Honor and Duty
Rudyard Kipling, one of England’s heroic poets, worked as a journalist in Punjab, India, which was under British control. He wrote many poems and songs that rhymed and helped boost the morale of British soldiers on the battlefield while implementing them with values of honor and duty. In addition to the soldiers, the citizens of England were also inspired to support the war efforts. The poems became very effective among the British people.
Three of Kipling’s poems, Young British Soldier, Tommy and Gunga Din were all components to a volume of poems entitled the Barack-Room Ballads. They were written in a Cockney dialect to gain support for the British military during the World Wars from the larger population of lower class people. They were used to convince the public that if they did not financially support the war efforts, they would be dishonorable. The duty of the people was to show support for the fighting. It was the only way they could show their loyalty to the cause and their country, and contribute to it.
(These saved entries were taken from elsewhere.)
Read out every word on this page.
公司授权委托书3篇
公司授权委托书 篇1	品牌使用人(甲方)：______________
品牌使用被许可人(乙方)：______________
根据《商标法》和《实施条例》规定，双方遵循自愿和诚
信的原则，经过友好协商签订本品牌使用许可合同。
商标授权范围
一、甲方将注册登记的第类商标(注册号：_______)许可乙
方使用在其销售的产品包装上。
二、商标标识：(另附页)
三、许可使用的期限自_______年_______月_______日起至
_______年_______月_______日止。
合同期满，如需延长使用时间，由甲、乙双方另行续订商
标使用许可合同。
Kipling’s poems, in a way, were propaganda and the intent of the messages to the people were received. It convinced many to be eager to do their honor and duty to help the war effort by donating money and young men to join the army. Cash flow increased and soon the British ranks were filled with fresh soldiers from all classes.
In addition to the effects on the citizens, the poems were also used to increase the feeling of honor and duty among the soldiers serving in the military. They became classic military fighting slogans that inspired courage and persistence through some of their harsh conditions.
In Tommy, it was spoken about the poor treatment received when they entered local pubs or walked along the streets. The soldier of Kipling’s time defended the British Empire but was also picked at because of his low birth in the class system. A large portion of the soldiers who entered the military were just commoners.